Kinetic theory of hydrodynamic electron liquids

## Abstract

The purpose of this Medium Compute grant is to numerically describe "hydrodynamic" heat and charge transport in materials with strong mutual interactions between electrons. We will do this using an existing code that evaluates the Boltzmann collision integral for electron interactions, which to date was a considerable challenge in the community. We have recently demonstrated that such calculations are possible using parallelised adaptive Monte Carlo integration methods [published in Phys. Rev. B 108, L121401 (2023) arXiv:2210.16300; and arXiv:2312.09977]. Our results are currently attracting much attention, but we are running our of resources to compute parameter values for different experiments and to include the effect of device constrictions, which requires extended data sets.

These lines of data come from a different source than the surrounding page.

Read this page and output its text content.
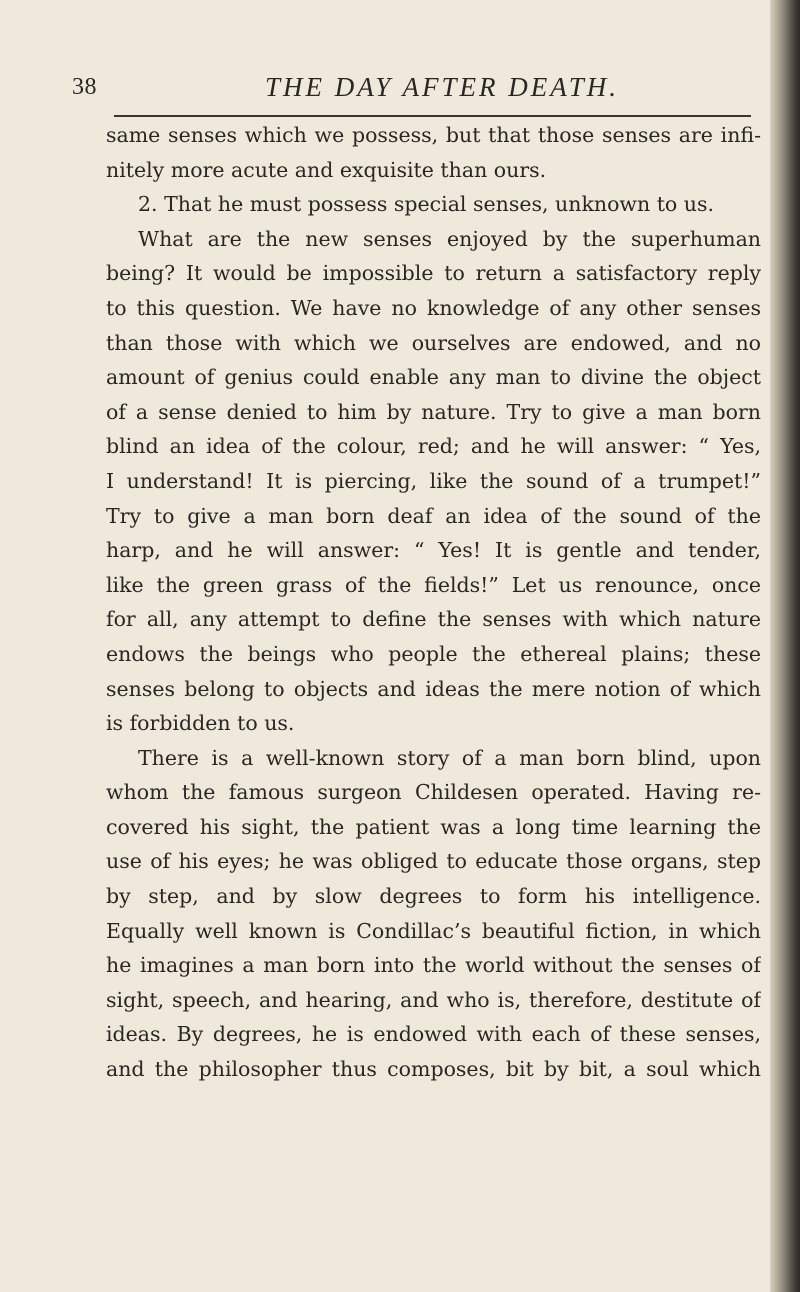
38	THE DAY AFTER DEATH.
same senses which we possess, but that those senses are infi-
nitely more acute and exquisite than ours.
2. That he must possess special senses, unknown to us.
What are the new senses enjoyed by the superhuman
being? It would be impossible to return a satisfactory reply
to this question. We have no knowledge of any other senses
than those with which we ourselves are endowed, and no
amount of genius could enable any man to divine the object
of a sense denied to him by nature. Try to give a man born
blind an idea of the colour, red; and he will answer: “ Yes,
I understand! It is piercing, like the sound of a trumpet!”
Try to give a man born deaf an idea of the sound of the
harp, and he will answer: “ Yes! It is gentle and tender,
like the green grass of the fields!” Let us renounce, once
for all, any attempt to define the senses with which nature
endows the beings who people the ethereal plains; these
senses belong to objects and ideas the mere notion of which
is forbidden to us.
There is a well-known story of a man born blind, upon
whom the famous surgeon Childesen operated. Having re-
covered his sight, the patient was a long time learning the
use of his eyes; he was obliged to educate those organs, step
by step, and by slow degrees to form his intelligence.
Equally well known is Condillac’s beautiful fiction, in which
he imagines a man born into the world without the senses of
sight, speech, and hearing, and who is, therefore, destitute of
ideas. By degrees, he is endowed with each of these senses,
and the philosopher thus composes, bit by bit, a soul which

For background, hydrodynamic electron transport has recently been discovered in several materials and is marked by electrons behaving like a liquid when moving through the device, which is distinct from a conventional transport picture where they move like billiard balls (i.e., they only interact infrequently with each other and instead collide with impurities or device boundaries). Hydrodynamic transport can have important technological applications: For example, electrons flow with less resistance than in conventional transport, which could create devices with reduced energy losses. Moreover, heat is transported is very efficiently, which is potentially useful for heat removal in miniaturised future electronics. For these reasons, hydrodynamic electron transport is now extensively explored in experiments, which has only recently become possible due to advances in material fabrication.
The theoretical description of hydrodynamic materials, however, is difficult. There are kinetic Boltzmann equations for the electron dynamics, but the challenge is to solve these equations for strong collisions. These collisions are parametrised by so-called collision integrals, which are six-dimensional integrals over phase space with highly unevenly distributed integrands, and the current state-of-the-art are approximate solutions, which may be inaccurate and also miss fundamental physics.
We have recently demonstrated how to solve the collision integrals by developing a basis expansion of the electron distribution functions combined with an efficient high-performance parallel evaluation of the resulting matrix elements of the collision integrals. The numerical calculations rely on the "Cuba" package for adaptive multi-dimensional Monte Carlo integration, which was developed at the Max-Planck Institute for Physics in Munich. In a collaboration with Ulf Gran (Chalmers), we have already published first results, where we compute relaxation rates and the shear viscosity, which is the fundamental transport quantity of hydrodynamic electron gases.
This Medium Compute grant is supposed to consolidate this activity and to evaluate the collision integral for (i) larger basis dimensions (improving precision), (ii) different doping densities in GaAs (corresponding to different electron interaction strengths), (iii) and for higher angular eigenvalues (which is important to describe electron flow in finite constrictions). The aim of this work is to collaborate with experimental groups and describe their viscosity measurements; to provide an accurate description of heat transport in hydrodynamic materials; and to include the effect of finite device dimensions.